Farmers in Burundi typically have very small plots. After picking cherry, they bring it on foot or bike to a washing station or wet mill, which purchases the cherry from them on site. Washing stations perform all processing, from pulping and fermenting the cherry to drying the remaining parchment. They then contract a dry mill to remove the parchment layer and sort the green coffee into different qualities. In this system, the washing station is the key player in defining quality and traceability.
So why do we specifically love Mpanga washing station?
Flavor and Consistency These sweet coffees are accessible AND complex, year after year. Flavors like orange marmalade, dried cranberries, and banana cross our minds when we think of Mpanga.
Farmer Equity Jean-Clement prides himself on offering price incentives for farmers who bring meticulously picked coffee cherries, as well as a premium to farmers whose coffees place in international competition.
Traceability and Terroir Since most of the farms that sell cherry to Mpanga mill are too small to produce a specialty lot on their own, JC organizes them into micro-terroirs based on the hill where their farm is located. We will offer washed coffees from Murago Hill and Shimu Hill to showcase these differences.

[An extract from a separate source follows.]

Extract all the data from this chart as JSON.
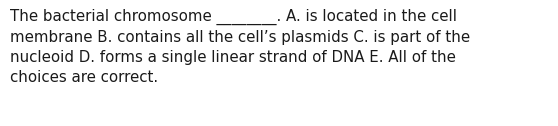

Experimentation Drying coffee in the sun is particularly difficult in Burundi since the main harvest falls during the rainy season. The extra moisture in the air creates a breeding ground for bacteria, meaning that any coffee with fruit left on it after fermentation takes a Herculean amount of attention to execute well. For this reason, the majority of coffee is washed using a two-step fermentation process similar to that found in Kenya.
Jean Clement and team have defied the odds by experimenting with natural and honey process coffees, which leave fruit on after fermentation. These coffees must be attended to literally minute to minute as they dry. We’re happy to be one of just a few roasters to offer the result of these efforts in the Mpanga Natural.
Take advantage of these three coffees while they last. They flew of the shelves in 2016, and we expect nothing less this year!